I’ve a use case where I store ~100m events (daily) gathered from client applications. Each event takes up to ~1.2 KB together with its metadata, so that makes up to a minimum of 115 GB disk space. The events are immutable and the planned retention will be varied from 6 months to a year which is impossible for me to afford with this amount of disk usage. There are also lots of indices and views defined for different needs.
I also stored same amount of events into ElasticSearch with the highest compression rate and its disk usage is ~15gb. (1.3b events = 170 gb)
I know that Couchbase uses SNAPPY compression library for storing documents. Is there a setting to increase its compression ratio? Do you have any suggestions besides trimming down event documents (shorten keys and values)?

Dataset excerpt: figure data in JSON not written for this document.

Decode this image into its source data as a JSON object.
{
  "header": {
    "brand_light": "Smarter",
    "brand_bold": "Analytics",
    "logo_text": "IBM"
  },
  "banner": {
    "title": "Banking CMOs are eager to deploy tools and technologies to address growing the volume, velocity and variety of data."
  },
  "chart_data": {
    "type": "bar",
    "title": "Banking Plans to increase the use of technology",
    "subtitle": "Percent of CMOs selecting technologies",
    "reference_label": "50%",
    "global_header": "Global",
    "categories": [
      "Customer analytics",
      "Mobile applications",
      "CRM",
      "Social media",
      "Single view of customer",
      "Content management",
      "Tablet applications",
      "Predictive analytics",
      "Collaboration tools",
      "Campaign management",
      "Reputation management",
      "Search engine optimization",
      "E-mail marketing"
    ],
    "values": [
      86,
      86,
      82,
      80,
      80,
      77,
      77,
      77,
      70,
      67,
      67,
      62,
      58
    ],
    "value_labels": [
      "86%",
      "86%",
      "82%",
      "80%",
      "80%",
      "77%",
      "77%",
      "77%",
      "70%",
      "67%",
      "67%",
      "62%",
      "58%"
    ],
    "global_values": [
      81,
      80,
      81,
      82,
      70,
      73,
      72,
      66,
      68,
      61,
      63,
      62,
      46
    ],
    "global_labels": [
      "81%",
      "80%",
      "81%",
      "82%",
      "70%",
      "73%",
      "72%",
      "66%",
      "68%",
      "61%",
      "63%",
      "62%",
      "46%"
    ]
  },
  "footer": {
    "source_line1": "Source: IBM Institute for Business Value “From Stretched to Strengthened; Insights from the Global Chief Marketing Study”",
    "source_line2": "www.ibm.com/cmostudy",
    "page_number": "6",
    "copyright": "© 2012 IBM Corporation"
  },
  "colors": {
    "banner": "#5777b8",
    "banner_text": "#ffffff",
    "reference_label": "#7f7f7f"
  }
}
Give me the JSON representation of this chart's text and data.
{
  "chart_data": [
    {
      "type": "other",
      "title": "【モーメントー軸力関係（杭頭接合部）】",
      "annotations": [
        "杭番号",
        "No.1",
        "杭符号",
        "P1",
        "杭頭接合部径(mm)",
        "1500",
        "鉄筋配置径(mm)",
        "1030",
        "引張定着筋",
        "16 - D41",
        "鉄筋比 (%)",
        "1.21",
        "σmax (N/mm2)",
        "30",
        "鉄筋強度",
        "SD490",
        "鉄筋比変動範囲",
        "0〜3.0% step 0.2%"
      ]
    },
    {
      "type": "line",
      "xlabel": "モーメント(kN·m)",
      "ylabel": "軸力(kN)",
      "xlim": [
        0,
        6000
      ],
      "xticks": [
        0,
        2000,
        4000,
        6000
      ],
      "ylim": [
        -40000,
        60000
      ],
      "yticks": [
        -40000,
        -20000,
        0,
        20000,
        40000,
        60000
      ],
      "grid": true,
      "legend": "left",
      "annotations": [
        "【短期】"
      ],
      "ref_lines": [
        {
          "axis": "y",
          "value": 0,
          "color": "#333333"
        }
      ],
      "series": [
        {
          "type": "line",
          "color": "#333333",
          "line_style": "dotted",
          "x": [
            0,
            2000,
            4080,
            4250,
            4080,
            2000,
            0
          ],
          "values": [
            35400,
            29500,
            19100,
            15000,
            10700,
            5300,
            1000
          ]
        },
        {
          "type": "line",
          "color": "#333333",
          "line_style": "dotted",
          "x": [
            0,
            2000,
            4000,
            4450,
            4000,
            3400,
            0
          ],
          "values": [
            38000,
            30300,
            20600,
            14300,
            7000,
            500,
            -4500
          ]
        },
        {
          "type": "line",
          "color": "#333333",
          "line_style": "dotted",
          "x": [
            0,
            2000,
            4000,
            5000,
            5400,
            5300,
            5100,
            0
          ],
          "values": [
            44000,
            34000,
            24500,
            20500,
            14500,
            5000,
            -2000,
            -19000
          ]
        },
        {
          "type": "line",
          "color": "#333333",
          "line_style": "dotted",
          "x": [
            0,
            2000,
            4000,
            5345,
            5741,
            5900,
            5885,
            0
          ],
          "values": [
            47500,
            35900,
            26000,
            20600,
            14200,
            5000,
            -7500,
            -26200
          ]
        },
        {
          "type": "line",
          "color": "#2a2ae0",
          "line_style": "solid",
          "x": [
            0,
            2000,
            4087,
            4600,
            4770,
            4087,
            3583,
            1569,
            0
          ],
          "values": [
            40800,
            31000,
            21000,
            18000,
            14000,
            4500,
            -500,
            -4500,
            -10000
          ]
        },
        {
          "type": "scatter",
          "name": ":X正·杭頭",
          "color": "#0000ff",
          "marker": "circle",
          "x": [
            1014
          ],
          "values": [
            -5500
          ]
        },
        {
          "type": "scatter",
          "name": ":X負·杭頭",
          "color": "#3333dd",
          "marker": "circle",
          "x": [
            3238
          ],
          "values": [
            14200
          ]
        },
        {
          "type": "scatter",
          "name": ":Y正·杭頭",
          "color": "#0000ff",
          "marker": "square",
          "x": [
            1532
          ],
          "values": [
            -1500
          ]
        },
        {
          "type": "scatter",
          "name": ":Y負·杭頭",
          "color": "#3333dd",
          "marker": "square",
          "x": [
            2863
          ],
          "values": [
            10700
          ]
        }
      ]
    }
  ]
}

Sorry I’m just going to chime in here and ask, so are you saying ElasticSearch and its compression is better than Couchbase and its compression on disk? I’m trying to decide if I should have our developers use the CB FTS features and ditch ElasticSearch or not.
Both 5.5 and 6.0 have significant improvements in disk space used with FTS indexes. In particular, look into “scorch” which is available for FTS index definitions in 5.5. It goes beyond simple snappy compression into new data structures optimized for a number of cases (see: vellum, the go library).
Maybe @tyler.mitchell can chime in with some other resources.
I’ve several different document types stored in the same bucket and have some use cases where each document is queried by different fields. In some cases, the user decides which fields to query by. Therefore I had to add multiple indexes and views per document type which may have increased the overall disk storage. I don’t think FTS would cover this scenario so I had to store copies of different documents on Elasticsearch just to query the way I want.